On Thursday, actor and producer Alec Baldwin fatally wounded cinematographer Halyna Hutchins and injured director Joel Souza on the New Mexico set of his film "Rust" in an accident with a prop gun. Details about what exactly happened on the set are still unclear, and the Santa Fe County Sheriff's Department is investigating the incident.

There are protocols in place on film and television sets to prevent accidents like this from happening, but for reasons that we don't yet know, something went wrong, and the gun Baldwin was using fired a live round instead of a blank.

According to Variety, Local 44 of the production workers' union IATSE claims that the gun contained a "live single round" that struck Hutchins and Souza. The union also says that the props, set decoration, special effects, and construction departments on "Rust" were not staffed by IATSE members.
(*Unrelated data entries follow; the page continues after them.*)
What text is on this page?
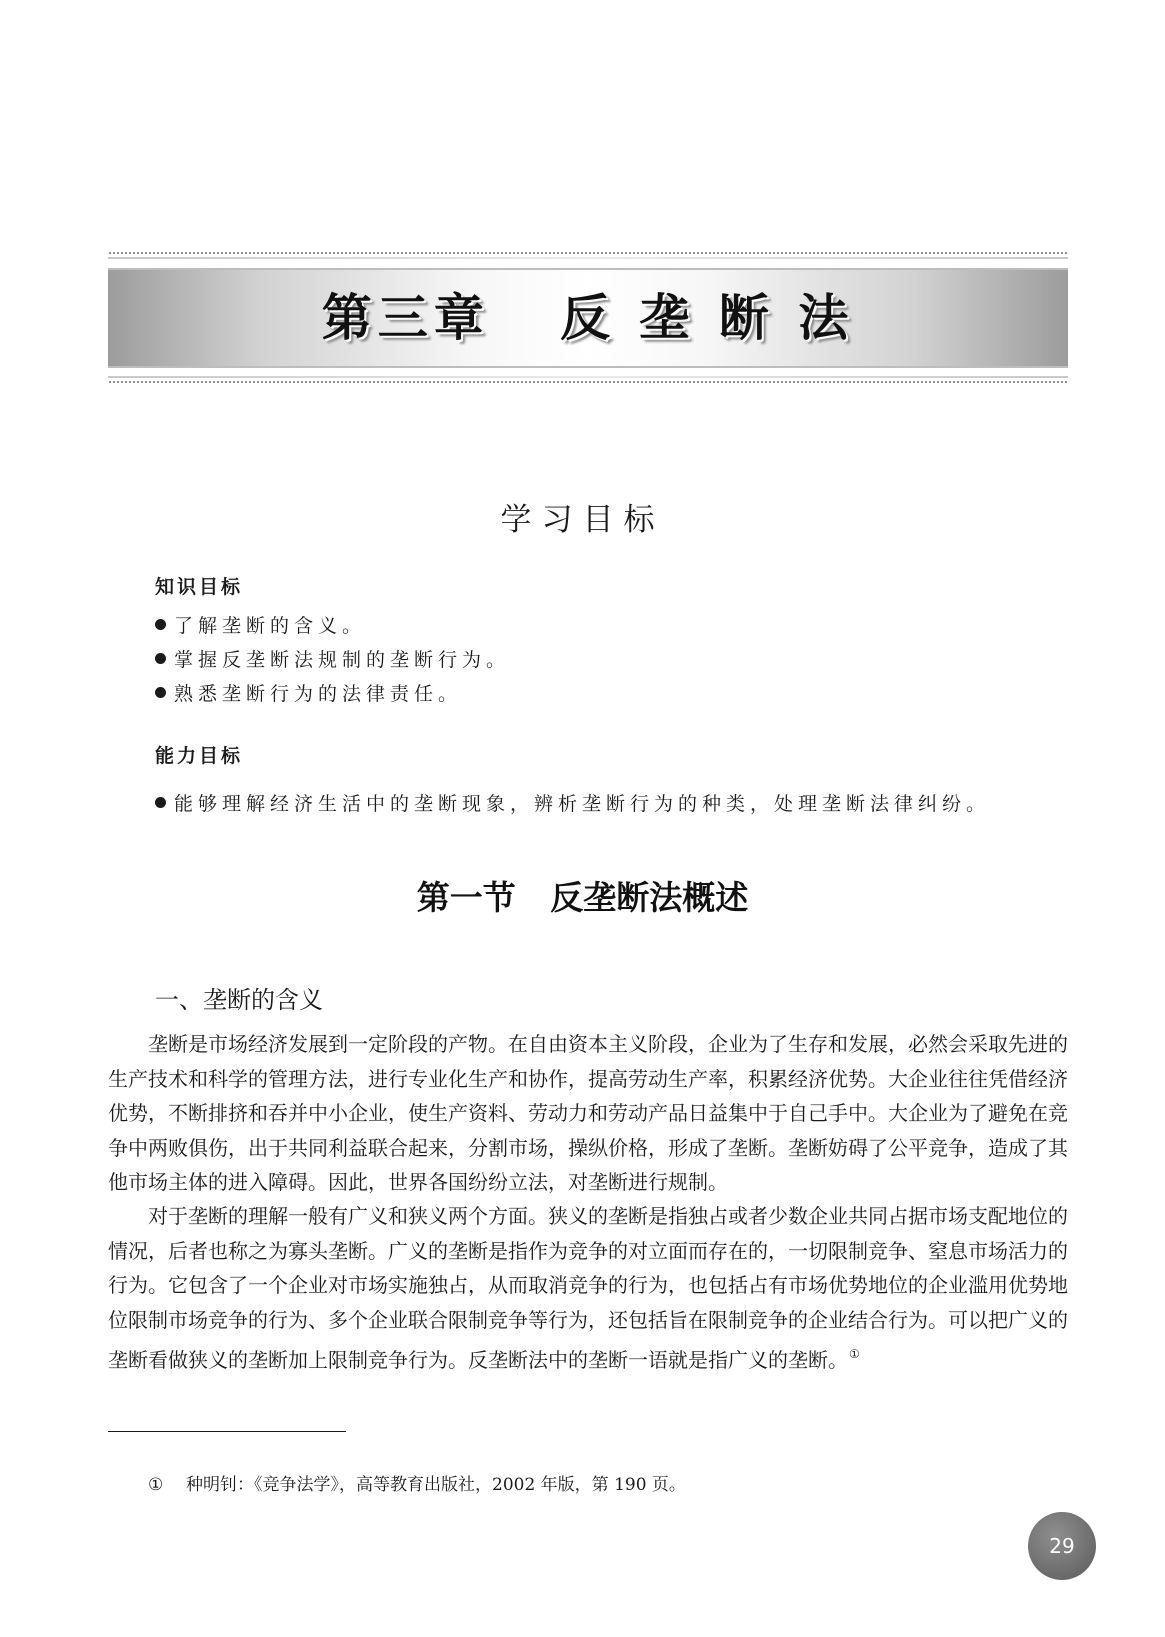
第三章   反 垄 断 法
学习目标
知识目标
了解垄断的含义。
掌握反垄断法规制的垄断行为。
熟悉垄断行为的法律责任。
能力目标
能够理解经济生活中的垄断现象，辨析垄断行为的种类，处理垄断法律纠纷。
第一节   反垄断法概述
一、垄断的含义

垄断是市场经济发展到一定阶段的产物。在自由资本主义阶段，企业为了生存和发展，必然会采取先进的生产技术和科学的管理方法，进行专业化生产和协作，提高劳动生产率，积累经济优势。大企业往往凭借经济优势，不断排挤和吞并中小企业，使生产资料、劳动力和劳动产品日益集中于自己手中。大企业为了避免在竞争中两败俱伤，出于共同利益联合起来，分割市场，操纵价格，形成了垄断。垄断妨碍了公平竞争，造成了其他市场主体的进入障碍。因此，世界各国纷纷立法，对垄断进行规制。

对于垄断的理解一般有广义和狭义两个方面。狭义的垄断是指独占或者少数企业共同占据市场支配地位的情况，后者也称之为寡头垄断。广义的垄断是指作为竞争的对立面而存在的，一切限制竞争、窒息市场活力的行为。它包含了一个企业对市场实施独占，从而取消竞争的行为，也包括占有市场优势地位的企业滥用优势地位限制市场竞争的行为、多个企业联合限制竞争等行为，还包括旨在限制竞争的企业结合行为。可以把广义的垄断看做狭义的垄断加上限制竞争行为。反垄断法中的垄断一语就是指广义的垄断。①

① 种明钊：《竞争法学》，高等教育出版社，2002 年版，第 190 页。
29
IATSE Local 480, which represents workers in New Mexico, requires that "A licensed Armourer has to be on set when weapons and firearms are used, to meet legal requirements." Among other duties, the armorer is responsible for maintaining prop gun safety on set. We have not determined which safety guidelines were being observed if the props department was not run by IATSE members, but "Rust" actor Jensen Ackles said he had received training from an armorer on the set of the film (via The Independent).

There are many rules for on-set gun safety

Larry Zanoff, an armourer who has worked on films including "Django Unchained" and was not involved with "Rust," told the New York Times that live ammunition is not allowed on film sets, except in very rare, closely monitored situations. Sometimes, productions use rubber or replica prop guns, but more often, prop guns are real guns loaded with blanks. He also said that productions usually have a rule requiring people to stay 20 feet away from the muzzle of a prop gun.

SAG-AFTRA, the actors' union of which Baldwin is a member, recommends that firearms be tested, cleaned, and inspected for safety daily, and that they should be overseen by a prop master or weapons handler. The union's safety document has extensive guidance on proper on-set firearm use.

This is all to say that there are numerous safeguards to be followed on film sets to keep accidents like this from happening. Unfortunately, this kind of accident has happened before, most notoriously on the set of "The Crow" in 1993, when actor Brandon Lee was killed by an improperly loaded prop gun that had not been inspected prior to its use in a scene and contained a "dummy slug" that became an unintended projectile.

"Our hearts go out to the family of Halyna Hutchins and to Joel Souza and all involved in the incident on 'Rust,'" Brandon Lee's family said in a statement. "No one should ever be killed by a gun on a film set. Period."